Dans une expérience, 14 participants ont fourni une liste de personnes qu’ils connaissaient personnellement et des lieux qu’ils ont visités dans la vie réelle (par exemple, leur père ou leur maison d’enfance). Puis, alors qu’ils étaient dans le scanner IRMf, les individuals ont imaginé qu’ils voyaient ces personnes ou visitaient ces endroits. La comparaison de l’activité cérébrale entre les personnes et les lieux a révélé les zones de mémoire de lieu. Il est vital de noter que lorsque les chercheurs ont comparé ces régions nouvellement identifiées aux zones cérébrales qui traitent les scènes visuelles, les nouvelles régions se chevauchaient mais étaient distinctes.



« Nous avons été surpris », dit Steel, « parce que la compréhension classique est que les zones du cerveau qui perçoivent devraient être les mêmes zones qui sont engagées pendant le rappel de la mémoire. »

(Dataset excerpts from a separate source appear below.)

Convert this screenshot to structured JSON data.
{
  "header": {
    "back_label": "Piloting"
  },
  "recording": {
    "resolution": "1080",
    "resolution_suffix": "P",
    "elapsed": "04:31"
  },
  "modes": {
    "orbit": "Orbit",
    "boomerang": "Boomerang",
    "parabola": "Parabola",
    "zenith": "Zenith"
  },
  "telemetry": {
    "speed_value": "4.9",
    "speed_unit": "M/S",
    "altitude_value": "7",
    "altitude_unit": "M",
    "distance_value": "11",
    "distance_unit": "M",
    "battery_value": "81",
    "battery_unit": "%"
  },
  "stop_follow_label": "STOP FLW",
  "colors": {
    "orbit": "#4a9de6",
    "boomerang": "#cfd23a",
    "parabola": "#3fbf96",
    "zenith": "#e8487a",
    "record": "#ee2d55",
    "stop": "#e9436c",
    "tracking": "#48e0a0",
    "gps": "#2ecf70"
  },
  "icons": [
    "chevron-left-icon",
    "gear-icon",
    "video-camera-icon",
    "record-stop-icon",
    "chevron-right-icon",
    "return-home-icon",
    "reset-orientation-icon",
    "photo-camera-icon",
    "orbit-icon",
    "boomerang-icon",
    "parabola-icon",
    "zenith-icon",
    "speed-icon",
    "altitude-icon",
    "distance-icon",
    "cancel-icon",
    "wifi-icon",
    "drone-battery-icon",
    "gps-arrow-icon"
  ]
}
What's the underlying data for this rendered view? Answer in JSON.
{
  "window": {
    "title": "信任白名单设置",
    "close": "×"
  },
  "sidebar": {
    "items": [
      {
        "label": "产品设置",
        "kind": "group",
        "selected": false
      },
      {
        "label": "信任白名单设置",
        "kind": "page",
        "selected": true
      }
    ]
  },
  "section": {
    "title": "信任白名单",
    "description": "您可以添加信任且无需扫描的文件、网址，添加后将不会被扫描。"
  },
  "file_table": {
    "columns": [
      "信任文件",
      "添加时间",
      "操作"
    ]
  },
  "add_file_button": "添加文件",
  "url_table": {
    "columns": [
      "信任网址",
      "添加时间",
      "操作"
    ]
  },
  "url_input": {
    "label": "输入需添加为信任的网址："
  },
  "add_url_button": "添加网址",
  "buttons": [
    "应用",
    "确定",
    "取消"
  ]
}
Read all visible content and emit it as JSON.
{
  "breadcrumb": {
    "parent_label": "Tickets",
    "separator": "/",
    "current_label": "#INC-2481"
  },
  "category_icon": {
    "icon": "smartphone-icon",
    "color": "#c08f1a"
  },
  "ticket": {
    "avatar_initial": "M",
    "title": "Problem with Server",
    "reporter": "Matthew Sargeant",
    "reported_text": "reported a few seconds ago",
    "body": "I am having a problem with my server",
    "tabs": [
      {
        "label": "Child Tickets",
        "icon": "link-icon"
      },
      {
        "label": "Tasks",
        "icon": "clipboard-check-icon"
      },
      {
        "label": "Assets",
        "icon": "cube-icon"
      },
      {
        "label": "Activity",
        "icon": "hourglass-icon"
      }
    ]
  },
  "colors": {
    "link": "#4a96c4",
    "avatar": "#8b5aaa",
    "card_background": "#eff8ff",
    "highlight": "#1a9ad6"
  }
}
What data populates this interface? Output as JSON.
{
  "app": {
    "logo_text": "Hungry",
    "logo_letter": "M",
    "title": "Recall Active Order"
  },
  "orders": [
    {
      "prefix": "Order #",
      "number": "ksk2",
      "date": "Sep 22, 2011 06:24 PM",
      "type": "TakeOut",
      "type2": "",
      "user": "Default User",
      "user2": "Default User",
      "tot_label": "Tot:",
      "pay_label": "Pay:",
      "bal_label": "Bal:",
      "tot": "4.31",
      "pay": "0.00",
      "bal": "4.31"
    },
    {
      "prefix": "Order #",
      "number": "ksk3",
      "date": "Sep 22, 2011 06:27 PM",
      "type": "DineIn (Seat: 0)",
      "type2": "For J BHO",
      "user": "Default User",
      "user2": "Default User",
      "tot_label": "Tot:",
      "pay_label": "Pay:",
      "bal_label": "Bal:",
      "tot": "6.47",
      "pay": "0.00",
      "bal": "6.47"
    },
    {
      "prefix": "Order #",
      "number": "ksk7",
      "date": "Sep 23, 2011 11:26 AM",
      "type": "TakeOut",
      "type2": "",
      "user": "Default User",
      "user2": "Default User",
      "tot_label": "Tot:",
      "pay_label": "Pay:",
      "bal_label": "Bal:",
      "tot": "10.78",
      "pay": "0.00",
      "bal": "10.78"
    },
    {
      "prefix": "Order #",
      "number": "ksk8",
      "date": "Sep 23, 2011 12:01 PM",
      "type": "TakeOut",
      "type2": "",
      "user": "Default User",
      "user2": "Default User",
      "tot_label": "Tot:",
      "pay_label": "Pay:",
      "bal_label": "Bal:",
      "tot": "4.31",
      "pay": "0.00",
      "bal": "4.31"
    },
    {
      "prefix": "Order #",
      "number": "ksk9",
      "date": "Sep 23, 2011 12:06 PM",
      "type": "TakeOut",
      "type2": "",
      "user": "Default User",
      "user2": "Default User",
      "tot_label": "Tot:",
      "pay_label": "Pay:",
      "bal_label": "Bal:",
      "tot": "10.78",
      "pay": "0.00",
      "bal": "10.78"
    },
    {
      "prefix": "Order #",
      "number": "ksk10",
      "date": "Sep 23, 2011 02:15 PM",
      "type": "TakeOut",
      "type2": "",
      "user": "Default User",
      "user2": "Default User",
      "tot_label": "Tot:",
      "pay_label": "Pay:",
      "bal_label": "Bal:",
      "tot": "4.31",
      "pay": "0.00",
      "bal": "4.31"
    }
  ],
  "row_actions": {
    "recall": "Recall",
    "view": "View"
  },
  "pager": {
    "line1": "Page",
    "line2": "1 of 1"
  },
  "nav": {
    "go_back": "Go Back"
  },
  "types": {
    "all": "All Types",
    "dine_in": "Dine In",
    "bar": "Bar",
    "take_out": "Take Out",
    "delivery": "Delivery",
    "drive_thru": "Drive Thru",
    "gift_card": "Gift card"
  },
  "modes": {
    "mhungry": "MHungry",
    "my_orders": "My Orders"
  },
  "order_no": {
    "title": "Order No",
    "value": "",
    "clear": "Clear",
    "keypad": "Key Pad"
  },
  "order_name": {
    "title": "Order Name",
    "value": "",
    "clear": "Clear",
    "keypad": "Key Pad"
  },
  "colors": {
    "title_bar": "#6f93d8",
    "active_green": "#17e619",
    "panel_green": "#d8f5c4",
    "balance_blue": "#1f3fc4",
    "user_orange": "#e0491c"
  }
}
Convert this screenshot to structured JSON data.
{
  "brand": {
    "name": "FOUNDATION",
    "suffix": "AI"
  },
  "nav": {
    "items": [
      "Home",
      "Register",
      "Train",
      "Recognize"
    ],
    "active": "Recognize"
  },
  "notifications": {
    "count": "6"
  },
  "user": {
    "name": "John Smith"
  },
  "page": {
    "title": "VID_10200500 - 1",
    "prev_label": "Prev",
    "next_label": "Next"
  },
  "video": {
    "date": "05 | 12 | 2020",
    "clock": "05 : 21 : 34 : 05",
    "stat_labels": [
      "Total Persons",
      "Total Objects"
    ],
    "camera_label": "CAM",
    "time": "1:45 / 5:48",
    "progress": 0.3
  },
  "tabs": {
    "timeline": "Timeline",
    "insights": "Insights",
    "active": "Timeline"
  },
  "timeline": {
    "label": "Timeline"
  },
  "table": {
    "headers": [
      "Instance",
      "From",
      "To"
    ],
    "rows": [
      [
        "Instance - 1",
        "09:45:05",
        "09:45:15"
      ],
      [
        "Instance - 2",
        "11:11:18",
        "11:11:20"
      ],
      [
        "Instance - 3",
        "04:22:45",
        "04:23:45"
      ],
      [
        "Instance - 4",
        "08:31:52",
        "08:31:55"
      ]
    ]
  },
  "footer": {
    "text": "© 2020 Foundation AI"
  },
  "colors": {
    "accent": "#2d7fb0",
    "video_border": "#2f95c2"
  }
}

Les chercheurs révèlent trois zones cérébrales qui relient les systèmes de notion et de mémoire du cerveau

Dans une autre expérience, l’équipe a cherché à savoir si les zones de mémoire de lieu étaient impliquées dans la reconnaissance de lieux familiers. Au cours de la numérisation IRMf. Lorsque les chercheurs ont examiné l’activité neuronale, ils ont constaté que les zones de mémoire de lieu étaient in addition actives lorsque des visuals de lieux familiers étaient montrées. Les zones de perception de la scène n’ont pas montré la même amélioration lors de la visualisation de lieux familiers. Cela suggère que les zones de mémoire de lieu jouent un rôle critical dans la reconnaissance des lieux familiers.

« Nos résultats aident à expliquer remark une image générique d’une tour d’horloge devient une graphic que nous reconnaissons, comme la tour de la bibliothèque Baker-Berry ici sur le campus de Dartmouth », déclare Metal.

« C’est passionnant de découvrir un nouvel ensemble de zones cérébrales », déclare l’auteure principale Caroline Robertson, professeure adjointe de sciences psychologiques et cérébrales à Dartmouth. « Apprendre comment s’organise l’esprit est au cœur de la quête de comprendre ce qui fait de nous des humains. »

« Le réseau location-mémoire fournit un nouveau cadre pour comprendre les processus neuronaux qui conduisent les comportements visuels guidés par la mémoire, y compris la navigation », explique Robertson.

L’équipe de recherche utilise actuellement la technologie de réalité virtuelle pour explorer remark les représentations dans les zones de mémoire de lieu évoluent à mesure que les gens se familiarisent avec de nouveaux environnements.

Madeline Billings à Dartmouth et Edward Silson à l’Université d’Édimbourg ont également été co-auteurs de l’étude.